The Federal Trade Commission (FTC) has announced that they will host a free to attend a workshop called "Decrypting Cryptocurrency Scams" in the upcoming summer. This was confirmed by a press release published on April 30, 2018. Their goal is to raise awareness about potential fraud in the crypto community so that people can see the warning signs of a scam before they have invested any of their savings into an unstable cryptocurrency market.

The "Decrypting Cryptocurrency Scams" event is organized by people from sectors including consumer groups, blockchain researchers, law enforcement, and private companies to investigate the methods scammers use to exploit the ever-growing public interest in digital currencies. Since Bitcoin's successful launch, scammers are finding ways to steal coins from unsecured Bitcoin or Ethereum wallets by retrieving account information from unsuspecting consumers.
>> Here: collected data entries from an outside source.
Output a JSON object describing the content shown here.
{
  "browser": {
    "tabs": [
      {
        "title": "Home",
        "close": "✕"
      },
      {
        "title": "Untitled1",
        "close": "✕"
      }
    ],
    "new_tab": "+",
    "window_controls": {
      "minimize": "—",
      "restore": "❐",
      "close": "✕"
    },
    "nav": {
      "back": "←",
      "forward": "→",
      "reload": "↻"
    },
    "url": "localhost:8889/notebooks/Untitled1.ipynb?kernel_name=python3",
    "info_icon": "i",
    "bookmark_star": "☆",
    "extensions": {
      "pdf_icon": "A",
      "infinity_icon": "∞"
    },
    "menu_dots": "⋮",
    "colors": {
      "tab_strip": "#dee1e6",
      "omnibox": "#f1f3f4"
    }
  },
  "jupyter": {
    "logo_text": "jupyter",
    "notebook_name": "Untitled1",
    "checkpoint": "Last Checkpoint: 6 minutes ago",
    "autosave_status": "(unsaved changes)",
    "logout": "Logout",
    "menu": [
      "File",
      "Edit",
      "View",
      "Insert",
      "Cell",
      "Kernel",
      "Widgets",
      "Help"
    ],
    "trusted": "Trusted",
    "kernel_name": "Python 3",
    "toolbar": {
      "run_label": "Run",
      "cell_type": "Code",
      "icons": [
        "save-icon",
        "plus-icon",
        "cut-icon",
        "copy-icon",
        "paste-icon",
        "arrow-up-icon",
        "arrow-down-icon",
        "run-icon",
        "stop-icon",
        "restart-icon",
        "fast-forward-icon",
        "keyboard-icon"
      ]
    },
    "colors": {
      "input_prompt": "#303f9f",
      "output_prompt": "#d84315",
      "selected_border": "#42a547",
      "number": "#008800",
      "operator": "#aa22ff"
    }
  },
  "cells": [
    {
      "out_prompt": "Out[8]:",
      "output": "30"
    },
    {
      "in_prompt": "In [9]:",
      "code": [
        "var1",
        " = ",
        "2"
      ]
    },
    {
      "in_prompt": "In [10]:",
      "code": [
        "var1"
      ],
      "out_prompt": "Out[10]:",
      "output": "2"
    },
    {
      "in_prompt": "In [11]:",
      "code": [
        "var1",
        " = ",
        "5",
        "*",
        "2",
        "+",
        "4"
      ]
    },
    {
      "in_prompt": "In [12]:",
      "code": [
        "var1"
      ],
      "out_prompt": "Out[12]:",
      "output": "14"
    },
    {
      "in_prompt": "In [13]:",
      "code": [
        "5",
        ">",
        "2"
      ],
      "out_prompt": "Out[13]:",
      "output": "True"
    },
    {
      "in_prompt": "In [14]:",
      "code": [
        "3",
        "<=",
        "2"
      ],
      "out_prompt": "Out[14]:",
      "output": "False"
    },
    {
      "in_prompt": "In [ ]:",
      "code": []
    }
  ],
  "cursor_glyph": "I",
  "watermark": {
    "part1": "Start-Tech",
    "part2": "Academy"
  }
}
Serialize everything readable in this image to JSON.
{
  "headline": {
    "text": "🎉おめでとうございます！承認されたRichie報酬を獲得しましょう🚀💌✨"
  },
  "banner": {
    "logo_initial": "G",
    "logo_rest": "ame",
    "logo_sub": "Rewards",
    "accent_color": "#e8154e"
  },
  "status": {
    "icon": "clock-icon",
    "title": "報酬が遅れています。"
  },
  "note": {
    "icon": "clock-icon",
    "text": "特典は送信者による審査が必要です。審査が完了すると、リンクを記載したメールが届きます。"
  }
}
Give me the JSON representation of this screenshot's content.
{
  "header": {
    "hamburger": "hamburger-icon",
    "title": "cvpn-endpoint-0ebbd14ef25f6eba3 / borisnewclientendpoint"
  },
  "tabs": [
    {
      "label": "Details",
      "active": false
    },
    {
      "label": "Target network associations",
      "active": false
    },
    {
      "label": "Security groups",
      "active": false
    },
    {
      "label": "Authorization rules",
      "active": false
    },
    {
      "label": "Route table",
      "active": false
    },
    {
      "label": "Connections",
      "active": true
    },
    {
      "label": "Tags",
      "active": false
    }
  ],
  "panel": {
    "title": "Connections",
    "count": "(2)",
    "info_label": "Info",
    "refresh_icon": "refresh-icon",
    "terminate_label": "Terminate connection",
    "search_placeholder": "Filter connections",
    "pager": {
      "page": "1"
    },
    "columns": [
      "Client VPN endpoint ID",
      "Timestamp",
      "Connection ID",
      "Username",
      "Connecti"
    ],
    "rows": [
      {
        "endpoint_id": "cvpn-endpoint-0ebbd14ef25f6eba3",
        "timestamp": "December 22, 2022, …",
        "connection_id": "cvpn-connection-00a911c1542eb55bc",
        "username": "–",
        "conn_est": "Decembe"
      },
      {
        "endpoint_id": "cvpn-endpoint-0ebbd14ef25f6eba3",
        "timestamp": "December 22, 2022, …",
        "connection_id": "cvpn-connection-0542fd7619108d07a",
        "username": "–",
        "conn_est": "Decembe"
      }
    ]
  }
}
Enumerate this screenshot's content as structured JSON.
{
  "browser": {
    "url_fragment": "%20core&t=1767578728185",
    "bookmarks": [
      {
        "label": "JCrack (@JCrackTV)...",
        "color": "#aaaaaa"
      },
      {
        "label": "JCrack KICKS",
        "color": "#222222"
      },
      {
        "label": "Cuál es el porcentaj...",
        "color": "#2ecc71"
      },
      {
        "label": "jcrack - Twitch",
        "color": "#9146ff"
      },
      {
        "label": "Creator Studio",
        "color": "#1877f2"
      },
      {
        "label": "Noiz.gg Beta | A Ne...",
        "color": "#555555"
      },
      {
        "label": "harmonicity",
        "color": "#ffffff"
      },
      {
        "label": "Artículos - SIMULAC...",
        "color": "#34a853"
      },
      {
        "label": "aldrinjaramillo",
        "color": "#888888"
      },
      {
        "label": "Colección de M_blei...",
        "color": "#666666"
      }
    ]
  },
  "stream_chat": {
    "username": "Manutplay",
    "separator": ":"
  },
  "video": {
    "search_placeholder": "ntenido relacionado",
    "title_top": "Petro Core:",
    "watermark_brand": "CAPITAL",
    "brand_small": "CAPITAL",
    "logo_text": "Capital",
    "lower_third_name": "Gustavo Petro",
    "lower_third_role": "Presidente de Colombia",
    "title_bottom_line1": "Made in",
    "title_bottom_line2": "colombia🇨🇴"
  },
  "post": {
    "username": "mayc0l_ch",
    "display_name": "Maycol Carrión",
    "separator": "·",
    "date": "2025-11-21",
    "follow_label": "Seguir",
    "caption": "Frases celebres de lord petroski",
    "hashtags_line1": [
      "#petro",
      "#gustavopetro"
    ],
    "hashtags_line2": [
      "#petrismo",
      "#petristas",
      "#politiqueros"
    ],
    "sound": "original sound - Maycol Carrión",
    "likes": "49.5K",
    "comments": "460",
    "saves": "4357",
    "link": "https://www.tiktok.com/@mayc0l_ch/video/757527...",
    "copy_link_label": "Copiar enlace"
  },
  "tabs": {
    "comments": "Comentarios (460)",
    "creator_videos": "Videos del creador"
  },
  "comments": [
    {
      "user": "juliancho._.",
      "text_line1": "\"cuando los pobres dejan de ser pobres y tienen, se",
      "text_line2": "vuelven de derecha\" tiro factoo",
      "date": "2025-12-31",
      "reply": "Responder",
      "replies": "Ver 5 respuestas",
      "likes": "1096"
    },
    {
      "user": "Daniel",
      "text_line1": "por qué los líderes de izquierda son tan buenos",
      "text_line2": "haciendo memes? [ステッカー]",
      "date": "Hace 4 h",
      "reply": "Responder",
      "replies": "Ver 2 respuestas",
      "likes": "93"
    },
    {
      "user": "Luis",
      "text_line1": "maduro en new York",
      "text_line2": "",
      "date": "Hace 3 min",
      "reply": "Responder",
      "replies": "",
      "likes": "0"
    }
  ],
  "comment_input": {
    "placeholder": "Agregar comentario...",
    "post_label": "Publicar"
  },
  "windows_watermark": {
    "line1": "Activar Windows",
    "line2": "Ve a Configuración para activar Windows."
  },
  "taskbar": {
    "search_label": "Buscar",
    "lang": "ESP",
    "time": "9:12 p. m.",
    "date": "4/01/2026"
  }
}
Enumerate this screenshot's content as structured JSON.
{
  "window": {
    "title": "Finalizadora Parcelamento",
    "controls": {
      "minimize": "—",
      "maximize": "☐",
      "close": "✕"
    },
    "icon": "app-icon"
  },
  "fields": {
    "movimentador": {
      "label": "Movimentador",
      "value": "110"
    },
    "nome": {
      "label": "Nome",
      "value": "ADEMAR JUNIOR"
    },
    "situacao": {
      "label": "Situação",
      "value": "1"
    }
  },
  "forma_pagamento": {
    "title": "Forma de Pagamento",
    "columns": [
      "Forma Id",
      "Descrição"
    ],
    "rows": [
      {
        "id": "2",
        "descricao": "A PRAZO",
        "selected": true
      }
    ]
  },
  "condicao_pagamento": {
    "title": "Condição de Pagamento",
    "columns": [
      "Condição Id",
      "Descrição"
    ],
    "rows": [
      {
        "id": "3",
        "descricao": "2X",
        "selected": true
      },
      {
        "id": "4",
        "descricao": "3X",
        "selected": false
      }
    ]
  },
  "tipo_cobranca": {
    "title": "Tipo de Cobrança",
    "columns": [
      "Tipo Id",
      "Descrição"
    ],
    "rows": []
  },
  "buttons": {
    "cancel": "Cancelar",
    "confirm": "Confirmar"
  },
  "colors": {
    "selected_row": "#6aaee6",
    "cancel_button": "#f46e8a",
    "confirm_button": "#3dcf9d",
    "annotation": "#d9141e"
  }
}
The FTC's notes have reported an increase in cryptocurrency exchanges this year. But that means the number of fake blockchains and pyramid schemes tied to digital coins is also on the rise. On top of that, the regulatory agency has exposed several instances of deceptive or misleading business opportunities and falsely advertised schemes disguised as legitimate mining machines.

The workshop will take place on June 25, at the DePaul University in Chicago, IL. The webcast should be up by then as well. The workshop is intended to be a part of the FTC's crackdown on common scams that put consumer protection at risk. It addresses the effectiveness of new financial technologies in identifying fake blockchains. The FTC's Blockchain Working Group even managed to file lawsuits against individuals involved in fraudulent chain referrals.

The group was established to assist in coordinating enforcement actions while providing expertise on blockchain technology via resource sharing. At the same time, the Securities and Exchange Commission (SEC) has released a probe into the cryptocurrency market to decide whether the Initial Coin Offerings (ICOs) can be regulated under the same laws as the public offerings. Either way, the US security agency is making attempts to pass legislation to control the means of cryptocurrency capitalization.